10 Gig Cat6

1ceHacka

Senior member
Mar 3, 2006
565
1
0
I work for a telecom company as a summer job. We had to use some of the new Cat6a cabling in their main data room and I picked up some of the 10-15ft scraps. I was wondering if anyone knew what type of ends I would need as I don't think RJ45's will fit. Any ideas?
 

1ceHacka

Senior member
Mar 3, 2006
565
1
0
I can only use pre-made patch cords with the 10G???? That sounds kinda weird to me considering we just terminated probably 7-48 port patch panels with it.
 

skyking

Lifer
Nov 21, 2001
22,889
6,056
146
Originally posted by: 1ceHacka
I can only use pre-made patch cords with the 10G???? That sounds kinda weird to me considering we just terminated probably 7-48 port patch panels with it.

A patch panel terminates in a keystone jack. Those are quite easy to certify if done properly. They are designed for field termination.
Crimping and end to the same standard is very difficult and best left to automated equipment.
 

1ceHacka

Senior member
Mar 3, 2006
565
1
0
Ok I completely understand that. But I am doing this for my own use, not in the business world. So with that in mind, what ends can be used?
 

nightowl

Golden Member
Oct 12, 2000
1,935
0
0
I believe 10G over UTP will use a completely different connector than a RJ-45 plug. This is from what I have seen in pre-release pictures.
 

RebateMonger

Elite Member
Dec 24, 2005
11,586
0
0
Originally posted by: her209
Do you have a 10Gbps NIC?
The thing that peaks my curiosity is what non-industrial application would fill a 1Gbps link? You'd pretty much need two pairs of servers with SCSI drives simultaneously transmitting large files across the SAME cable before you'd see many collisions on a 1Gbps connection.
 

spidey07

No Lifer
Aug 4, 2000
65,469
5
76
We routinely fill up a 1 gig connection. Use multiple nics to solve that problem.

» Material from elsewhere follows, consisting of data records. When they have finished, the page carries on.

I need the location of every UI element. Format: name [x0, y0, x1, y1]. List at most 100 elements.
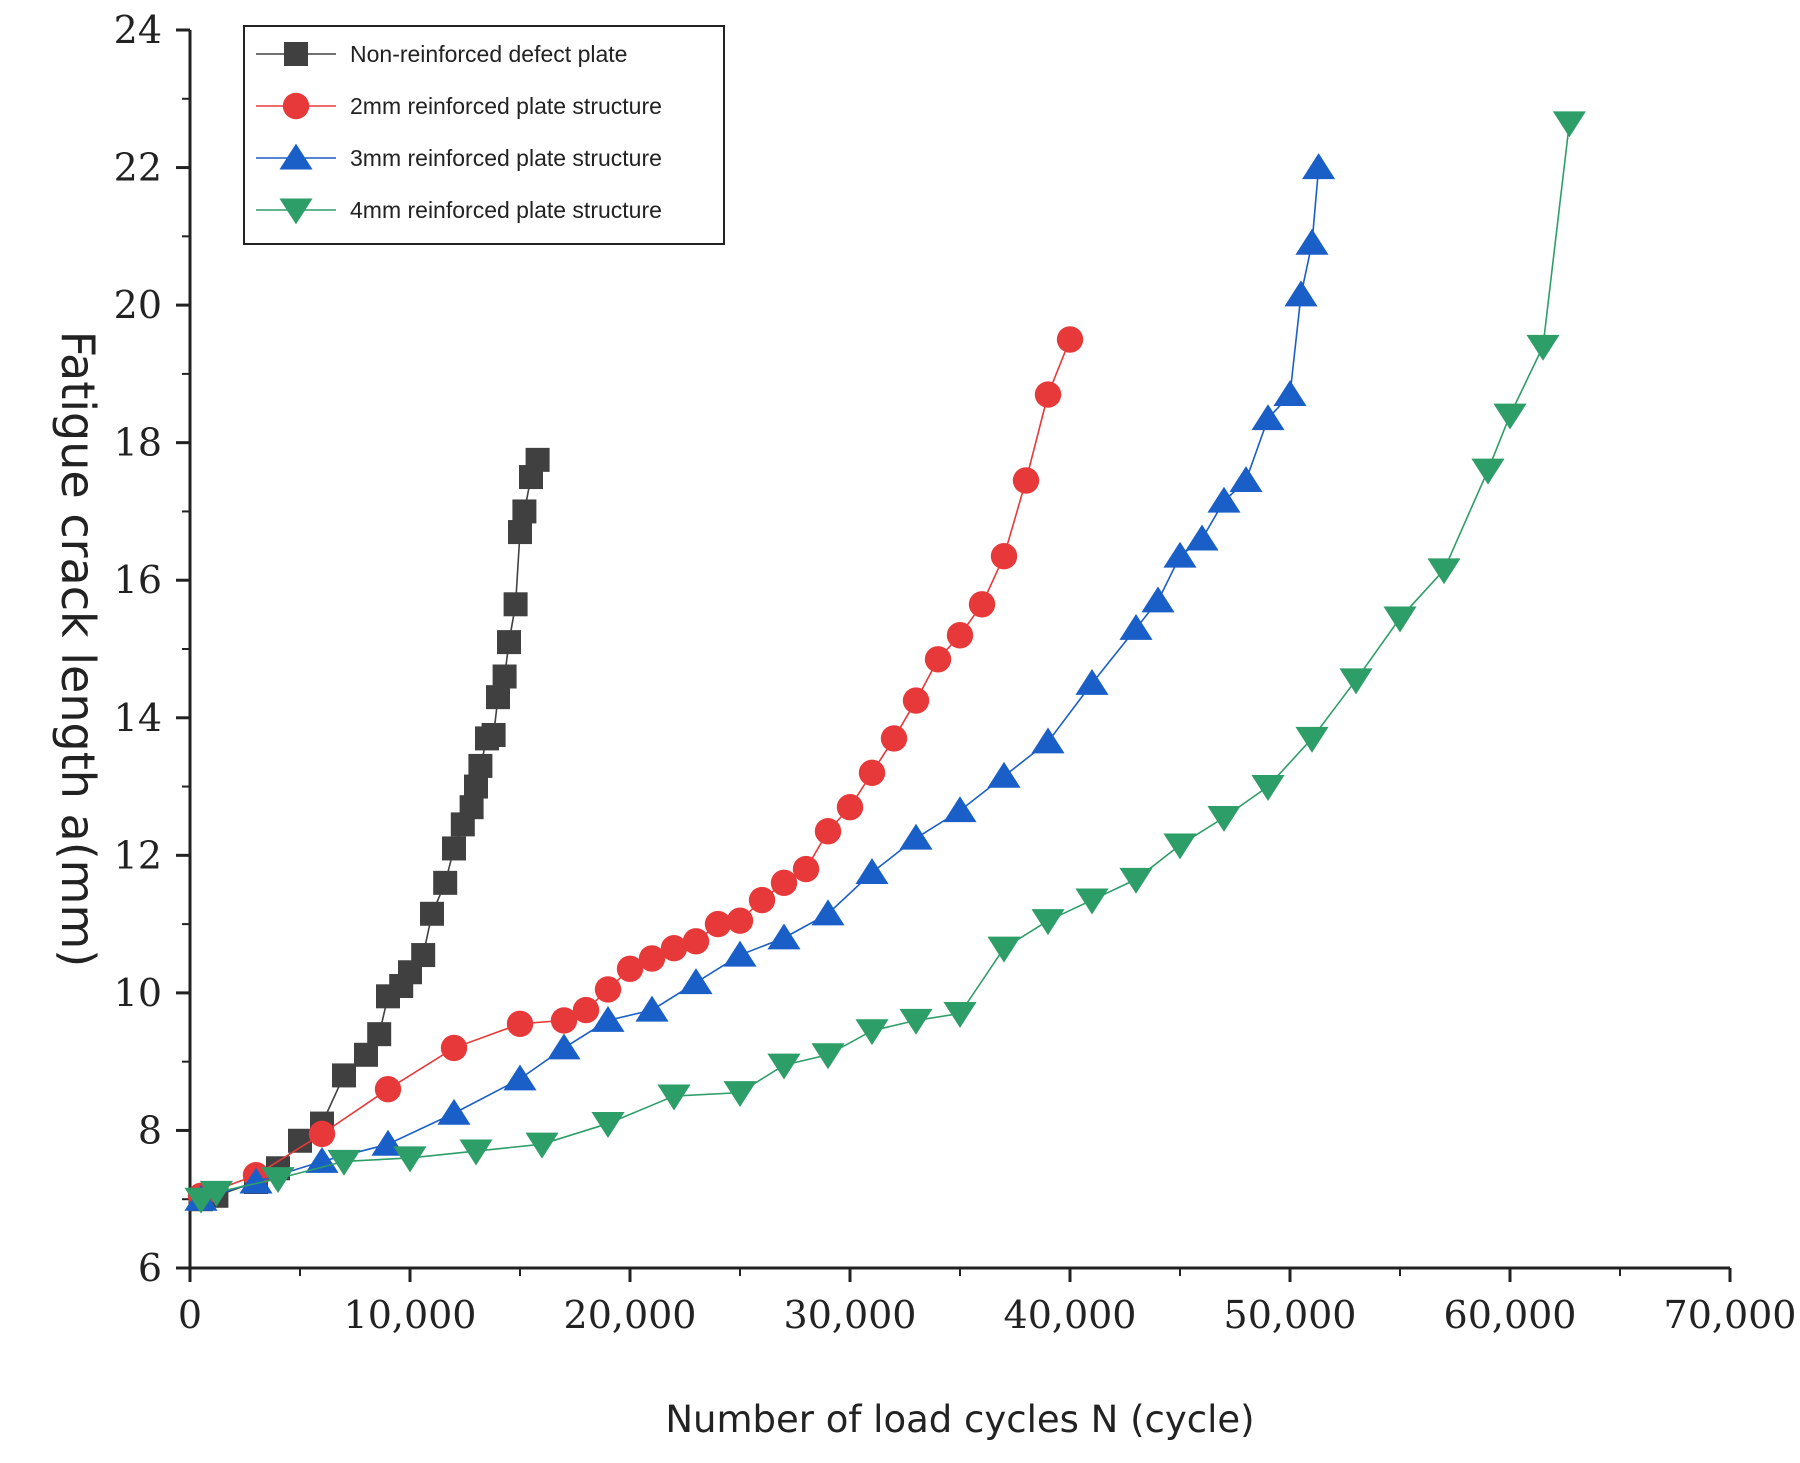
series-3-point	[1163, 541, 1197, 568]
series-2-point	[792, 855, 820, 883]
series-2-point	[704, 910, 732, 938]
y-tick-label: 10	[114, 971, 162, 1015]
series-3-point	[679, 968, 713, 995]
series-3-point	[503, 1064, 537, 1091]
series-group	[184, 111, 1586, 1214]
legend-marker	[282, 92, 310, 120]
x-tick-label: 10,000	[344, 1293, 477, 1337]
legend: Non-reinforced defect plate 2mm reinforce…	[243, 25, 725, 245]
series-2-point	[880, 725, 908, 752]
series-3-point	[943, 796, 977, 823]
x-axis-title: Number of load cycles N (cycle)	[665, 1398, 1254, 1441]
series-3-point	[239, 1167, 273, 1194]
series-3-point	[305, 1146, 339, 1173]
series-3-point	[899, 823, 933, 850]
x-tick-label: 40,000	[1004, 1293, 1137, 1337]
legend-item-2: 2mm reinforced plate structure	[256, 92, 662, 120]
y-axis-title: Fatigue crack length a(mm)	[51, 331, 105, 967]
series-2-point	[726, 907, 754, 934]
legend-label: 4mm reinforced plate structure	[350, 197, 662, 223]
y-tick-label: 16	[114, 558, 162, 602]
series-4-point	[1075, 888, 1109, 915]
series-3-point	[1185, 524, 1219, 551]
y-tick-label: 20	[114, 283, 162, 327]
series-4-point	[1471, 458, 1505, 485]
series-2-point	[990, 542, 1018, 570]
series-1-point	[492, 664, 517, 689]
y-tick-label: 24	[114, 8, 162, 52]
series-1-point	[481, 722, 506, 747]
series-2-point	[550, 1007, 578, 1034]
series-2-point	[440, 1034, 468, 1062]
series-2-point	[638, 945, 666, 972]
series-3-point	[1251, 404, 1285, 431]
series-4-point	[261, 1167, 295, 1193]
series-2-point	[594, 976, 622, 1003]
series-1-point	[512, 499, 537, 524]
series-2-point	[902, 687, 930, 714]
series-3-point	[1119, 613, 1153, 640]
series-1-point	[367, 1022, 392, 1047]
series-3-point	[1273, 380, 1307, 407]
series-2-point	[682, 928, 710, 955]
y-tick-label: 6	[138, 1246, 162, 1290]
series-4-point	[1207, 805, 1241, 832]
series-2-point	[660, 934, 688, 962]
y-tick-label: 14	[114, 696, 162, 740]
legend-item-4: 4mm reinforced plate structure	[256, 197, 662, 225]
series-4-point	[855, 1019, 889, 1046]
series-4-point	[767, 1053, 801, 1080]
legend-item-1: Non-reinforced defect plate	[256, 41, 627, 67]
series-4-point	[393, 1146, 427, 1173]
x-tick-label: 0	[178, 1293, 202, 1337]
series-1-point	[354, 1042, 378, 1067]
series-3-point	[1229, 466, 1263, 493]
series-2-point	[374, 1075, 402, 1103]
series-3-point	[437, 1098, 471, 1125]
series-1	[189, 447, 550, 1212]
series-2-point	[836, 793, 864, 821]
series-2-point	[1012, 467, 1040, 494]
series-2-point	[616, 955, 644, 983]
series-1-point	[420, 901, 444, 926]
y-tick-label: 22	[114, 146, 162, 190]
series-4-point	[1031, 909, 1065, 936]
series-2	[187, 326, 1084, 1209]
series-2-point	[572, 996, 600, 1024]
series-4-point	[1427, 558, 1461, 585]
series-3-point	[855, 858, 889, 885]
y-tick-label: 18	[114, 421, 162, 465]
series-4-point	[943, 1002, 977, 1028]
series-4-point	[811, 1043, 845, 1070]
series-4-point	[591, 1112, 625, 1138]
series-3-point	[547, 1033, 581, 1060]
y-tick-label: 8	[138, 1108, 162, 1152]
series-3-point	[1075, 668, 1109, 695]
series-4-point	[1383, 606, 1417, 633]
series-3-point	[1207, 486, 1241, 513]
series-1-point	[332, 1063, 356, 1088]
series-1-point	[508, 520, 532, 545]
series-4-point	[1552, 111, 1586, 138]
series-1-point	[433, 870, 458, 895]
series-2-point	[1034, 381, 1062, 408]
series-2-point	[1056, 326, 1084, 353]
series-4-point	[1251, 775, 1285, 801]
series-3-point	[811, 899, 845, 926]
series-2-point	[968, 591, 996, 618]
legend-marker	[284, 42, 308, 66]
series-3-point	[635, 995, 669, 1022]
series-1-point	[486, 685, 510, 710]
series-4-point	[899, 1008, 933, 1035]
series-3-point	[1284, 280, 1318, 307]
series-4-point	[1163, 833, 1197, 860]
series-4-line	[200, 122, 1571, 1200]
series-2-point	[506, 1010, 534, 1038]
series-4-point	[1339, 668, 1373, 695]
series-1-point	[525, 447, 550, 472]
series-3-point	[1141, 586, 1175, 613]
x-tick-label: 50,000	[1224, 1293, 1357, 1337]
series-2-point	[858, 759, 886, 786]
series-2-point	[814, 818, 842, 845]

I can see 10 gig over copper getting standardized soon - 1-3 years.
 

ArchAngel777

Diamond Member
Dec 24, 2000
5,223
61
91
Originally posted by: RebateMonger
Originally posted by: her209
Do you have a 10Gbps NIC?
The thing that peaks my curiosity is what non-industrial application would fill a 1Gbps link? You'd pretty much need two pairs of servers with SCSI drives simultaneously transmitting large files across the SAME cable before you'd see many collisions on a 1Gbps connection.

I was thinking the same thing...
 

ArchAngel777

Diamond Member
Dec 24, 2000
5,223
61
91
Originally posted by: spidey07
We routinely fill up a 1 gig connection. Use multiple nics to solve that problem.

I can see 10 gig over copper getting standardized soon - 1-3 years.

Under what circumstance? What type of business? I suppose if the server has plenty of memory and the file system is heavily cached, then I could see you filling up a 1gbit connection, but, gosh, I can't imagine that would be a common practice. You must have one heck a tech department where you work.
 

spidey07

No Lifer
Aug 4, 2000
65,469
5
76
heh, you wouldn't believe the amount of computing power we have right now.

Also, think about blade servers with their single or dual 1000 Base-T connections to the server access layer (which are 10 gig attached to the core). I'm not much of a server guy but each endlosure has like 12-16 servers. During backups they peg the needle on that connection to the server access layer.
 

ArchAngel777

Diamond Member
Dec 24, 2000
5,223
61
91
Originally posted by: spidey07
heh, you wouldn't believe the amount of computing power we have right now.

Also, think about blade servers with their single or dual 1000 Base-T connections to the server access layer (which are 10 gig attached to the core). I'm not much of a server guy but each endlosure has like 12-16 servers. During backups they peg the needle on that connection to the server access layer.

Oh yeah, no doubt that some servers make use of it. I don't work for a large company or on any huge networks, so I really don't have a clue about how someone could fill up a 1gbit connection either than hypothetically! Pretty crazy bandwidth and quite honestly, I would not want to be the head administrator for those companies... The nightmare if something goes wrong, the pressure...

Actually, have a few friends who work for Target Corp and if you screw up, your fired. These are the guys that control the roll-out of the new servers and one of the teams made a mistake and the entire team was canned. Crazy stuff and makes me glad and happy to work on smaller networks where the stress level isn't ridiculously high.